Final answer:
The separation between two layers of tissue producing echoes with round-trip times differing by 0.750 µs is approximately 0.576 mm. The minimum frequency required to see details this small is approximately 1.34 MHz.
Step-by-step explanation:
The separation between two layers of tissue producing echoes with round-trip times differing by 0.750 μs can be determined using the formula:
Separation = Speed of Sound x Round-trip Time / 2
To find the separation in meters, we need to convert the round-trip time from microseconds to seconds:
0.750 μs = 0.750 x 10-6 s
Assuming the speed of sound in tissue is approximately 1540 m/s, we can calculate the separation as follows:
Separation = (1540 m/s) x (0.750 x 10-6 s) / 2
Using the given values, the separation between two layers of tissue is approximately 0.576 mm.

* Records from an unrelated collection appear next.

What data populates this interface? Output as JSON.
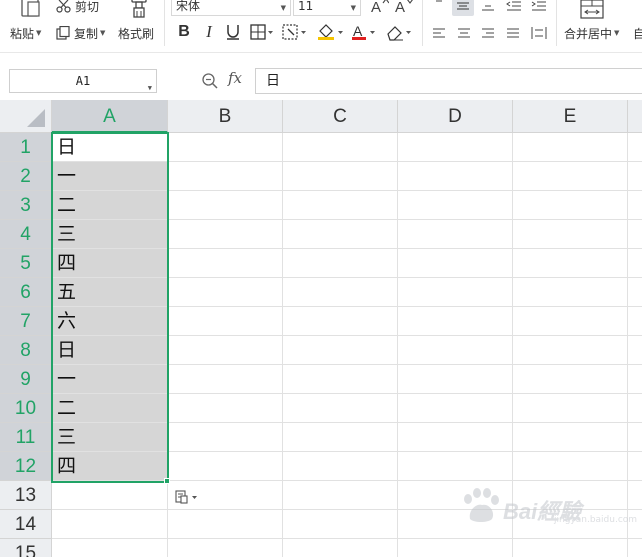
{
  "toolbar": {
    "paste_label": "粘贴",
    "cut_label": "剪切",
    "copy_label": "复制",
    "format_painter_label": "格式刷",
    "font_name": "宋体",
    "font_size": "11",
    "merge_center_label": "合并居中",
    "next_group_label": "自"
  },
  "formula_bar": {
    "name_box": "A1",
    "fx_label": "fx",
    "value": "日"
  },
  "sheet": {
    "columns": [
      "A",
      "B",
      "C",
      "D",
      "E"
    ],
    "selected_column": "A",
    "rows": [
      "1",
      "2",
      "3",
      "4",
      "5",
      "6",
      "7",
      "8",
      "9",
      "10",
      "11",
      "12",
      "13",
      "14",
      "15"
    ],
    "selected_rows": [
      "1",
      "2",
      "3",
      "4",
      "5",
      "6",
      "7",
      "8",
      "9",
      "10",
      "11",
      "12"
    ],
    "column_a_values": [
      "日",
      "一",
      "二",
      "三",
      "四",
      "五",
      "六",
      "日",
      "一",
      "二",
      "三",
      "四"
    ]
  },
  "colors": {
    "selection_accent": "#21a366",
    "selected_fill": "#d6d6d6",
    "header_bg": "#eceef1",
    "font_color_swatch": "#e02020",
    "fill_color_swatch": "#f5c400"
  },
  "watermark": {
    "text": "Bai經驗",
    "sub": "jingyan.baidu.com"
  }
}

To see details this small, the ultrasound must have a frequency that is inversely proportional to the wavelength of the sound. The minimum frequency required can be calculated using the formula:
Minimum Frequency = Speed of Sound / Wavelength
Assuming the speed of sound in tissue is still 1540 m/s and the wavelength is equal to two times the separation, we can calculate the minimum frequency:
Minimum Frequency = 1540 m/s / (2 x 0.576 x 10-3 m)
Using the given values, the minimum frequency required to see details this small is approximately 1.34 MHz.